Lunchbreak: Ube Waffles

Data pix.

Executive Chef Louie Yu


110 W. Illinois

Chicago, IL 60654




 Ube Waffles Dry Ingredients

2 Cups of All Purpose Flour

2 Tbsp Cornmeal

¾ Tsp Baking Soda

¾ Tsp Salt

 Ube Waffles Wet Ingredients

2 Cups Buttermilk

2/3 Cup Canola Oil

3.5 Oz Ube Jam (comes in a jar, widely available at all Asian grocery stores in Chicago)

3 Tsp Ube Extract

 Ube Butter Ingredients

8 Oz (2 sticks) Unsalted Butter

1 Tsp Salt

1 Tbsp Granulated Sugar

1 Tbsp Ube Jam

Optional: Cut Fresh Fruits


  1. Let butter sit in room temperature.
  2. Use a hand mixer to mix all ingredients for ube butter, except cut fresh fruits.
  3. Reserve to use with fresh made waffles.
  4. Mix all ube waffles dry ingredients in a bowl.
  5. In separate bowl, whisk the ube jam if it’s lumpy.
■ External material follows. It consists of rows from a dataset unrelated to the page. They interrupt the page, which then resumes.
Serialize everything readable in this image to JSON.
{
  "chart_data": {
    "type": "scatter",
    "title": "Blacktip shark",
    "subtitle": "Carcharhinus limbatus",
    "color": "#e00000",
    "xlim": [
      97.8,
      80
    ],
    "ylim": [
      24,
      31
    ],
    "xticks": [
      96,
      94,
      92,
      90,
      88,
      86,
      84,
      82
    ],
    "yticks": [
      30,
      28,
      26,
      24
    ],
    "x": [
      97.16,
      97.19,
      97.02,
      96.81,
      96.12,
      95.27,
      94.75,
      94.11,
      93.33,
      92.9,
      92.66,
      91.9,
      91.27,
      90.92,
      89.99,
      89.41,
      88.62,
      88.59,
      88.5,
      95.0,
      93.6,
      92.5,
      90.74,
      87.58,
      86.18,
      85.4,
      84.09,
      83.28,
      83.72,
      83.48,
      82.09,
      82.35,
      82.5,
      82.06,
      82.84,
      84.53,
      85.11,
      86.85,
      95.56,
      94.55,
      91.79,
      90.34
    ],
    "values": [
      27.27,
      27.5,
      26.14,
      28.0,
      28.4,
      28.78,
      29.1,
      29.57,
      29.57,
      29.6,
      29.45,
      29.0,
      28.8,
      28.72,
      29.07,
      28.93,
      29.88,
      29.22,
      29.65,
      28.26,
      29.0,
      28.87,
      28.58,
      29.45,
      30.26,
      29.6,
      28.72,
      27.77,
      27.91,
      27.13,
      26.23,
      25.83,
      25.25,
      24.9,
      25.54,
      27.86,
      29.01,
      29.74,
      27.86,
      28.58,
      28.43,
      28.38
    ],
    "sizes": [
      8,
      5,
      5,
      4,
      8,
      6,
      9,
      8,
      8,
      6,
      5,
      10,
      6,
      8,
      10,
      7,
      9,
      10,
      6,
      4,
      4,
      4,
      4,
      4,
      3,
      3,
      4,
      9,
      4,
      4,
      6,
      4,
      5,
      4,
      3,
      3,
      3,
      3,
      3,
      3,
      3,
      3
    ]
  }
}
Mix it in with all wet ingredients until all combined.
  6. Mix both dry and wet ingredients until all combined.
  7. Follow instruction from waffle makers to make up to 6 waffles in a standard size waffle maker.
  8. Serve with ube butter and optional cut fresh fruits.